Vroeger thuis, toen ik klein was, was roggebrood het hoofdvoedsel. We kregen alleen ’s zondags wittebrood, wek zeiden we daar tegen in Horst, wek. Dat was zo vijfenzeventig procent tarwemeel en vijfentwintig procent tarwebloem. Maar roggebrood was zuiver roggemeel en dat werd toen het meest gegeten.

Roggebrood is heel veel verminderd. Ik heb een bakkerij, daar zit alles in, de vloerbakkerij, witbrood, beschuit, roggebrood, de hele bliksemse boel. Maar de jeugd eet haast geen roggebrood. Het is nou hoofdzakelijk meer op tarwebrood overgegaan. En dat is allemaal gekomen door reclame op plaatsen, maar ook door bejaardenverenigingen die allemaal bijeenkomen. En de medische dokters, die dat zeggen hè, dat tarwebrood gezonder is als wittebrood. En dat is ook zo. De mens mot de zemelen hebben en in wittebrood daar zit gene zemelen in. Zemelen daar zitten vitaminen in, ook voor jongeren, voor ieder mens is dat. Vooral voor zittende mensen. Als er geen wittebrood was, dan waren er heel wat minder mensen in het ziekenhoes. Ik eet altied roggebrood en tarwebrood, nooit geen wittebrood. Nooit!

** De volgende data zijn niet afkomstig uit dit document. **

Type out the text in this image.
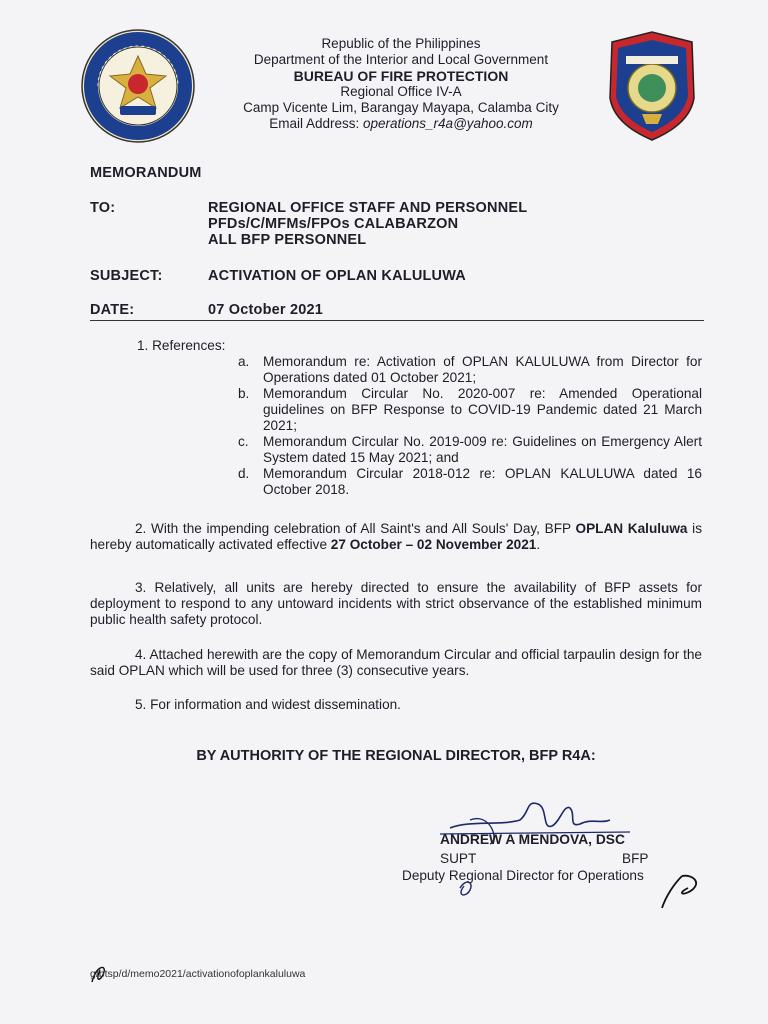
Republic of the Philippines
Department of the Interior and Local Government
BUREAU OF FIRE PROTECTION
Regional Office IV-A
Camp Vicente Lim, Barangay Mayapa, Calamba City
Email Address: operations_r4a@yahoo.com
MEMORANDUM
TO:	REGIONAL OFFICE STAFF AND PERSONNEL
PFDs/C/MFMs/FPOs CALABARZON
ALL BFP PERSONNEL
SUBJECT:	ACTIVATION OF OPLAN KALULUWA
DATE:	07 October 2021
1. References:
a.	Memorandum re: Activation of OPLAN KALULUWA from Director for Operations dated 01 October 2021;
b.	Memorandum Circular No. 2020-007 re: Amended Operational guidelines on BFP Response to COVID-19 Pandemic dated 21 March 2021;
c.	Memorandum Circular No. 2019-009 re: Guidelines on Emergency Alert System dated 15 May 2021; and
d.	Memorandum Circular 2018-012 re: OPLAN KALULUWA dated 16 October 2018.

2. With the impending celebration of All Saint's and All Souls' Day, BFP OPLAN Kaluluwa is hereby automatically activated effective 27 October – 02 November 2021.

3. Relatively, all units are hereby directed to ensure the availability of BFP assets for deployment to respond to any untoward incidents with strict observance of the established minimum public health safety protocol.

4. Attached herewith are the copy of Memorandum Circular and official tarpaulin design for the said OPLAN which will be used for three (3) consecutive years.

5. For information and widest dissemination.

BY AUTHORITY OF THE REGIONAL DIRECTOR, BFP R4A:
ANDREW A MENDOVA, DSC
SUPT	BFP
Deputy Regional Director for Operations
g/btsp/d/memo2021/activationofoplankaluluwa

Maar vroeger was het allemaal roggebrood met spek, het hoofdvoedsel zal ik maar zeggen. Maar dat is er allebei niet meer. De jeugd wil niemes geen spek. Maar ik heb iedere mergen, vanaf dat het kouder begint te worden tot april, mei toe. Iedere mergen gebrooien spek en ’s avonds ook nog gekookt spek. Maar dat is niet meer. En trouwens, het is niet meer lekker ook niet, allemaal dat kunstmatig, dat eenzijdig voeren…… die verkens is het niet meer, het is ook een ander soort varken tegenwoordig.

 

Maar wat we vroeger wel hadden soms, dat was slechte bloem. Nou is dat allemaal beter. Als we slechte bloem hadden haalden we natuurlijk slecht brood uit de oven. Tegenwoordig komt dat allemaal van de fabrieken, dat is altijd constant. Als je vroeger een hete zomer had, nattigheid en broeierig, dan begonnen die korenaren te schieten, ja en daar konde geen brood van maken. Daar zat genen bakaard meer in en dan kreegde daar zo’n gebogen donkere streep, een waterstreep in. Rim, zeggen ze hier, dat was precies leer. Maar nou kunt ge precies alles maken. Vroeger toen je geen thermometers had toen was het met die degen zo, dan waren ze wat te warm en dan moeste vlug zijn, ze vlug weg werken. En dan moeste goed op de oven letten met die takkenbossen. Nou staat alles aangegeven. Ge draait maar een knopje, dan hoef je niet meer naar die oven te kijken. Maar toen moeste overal alles in de gaten houden. Toen was het dag en nacht werken en nou is het acht uur werken…..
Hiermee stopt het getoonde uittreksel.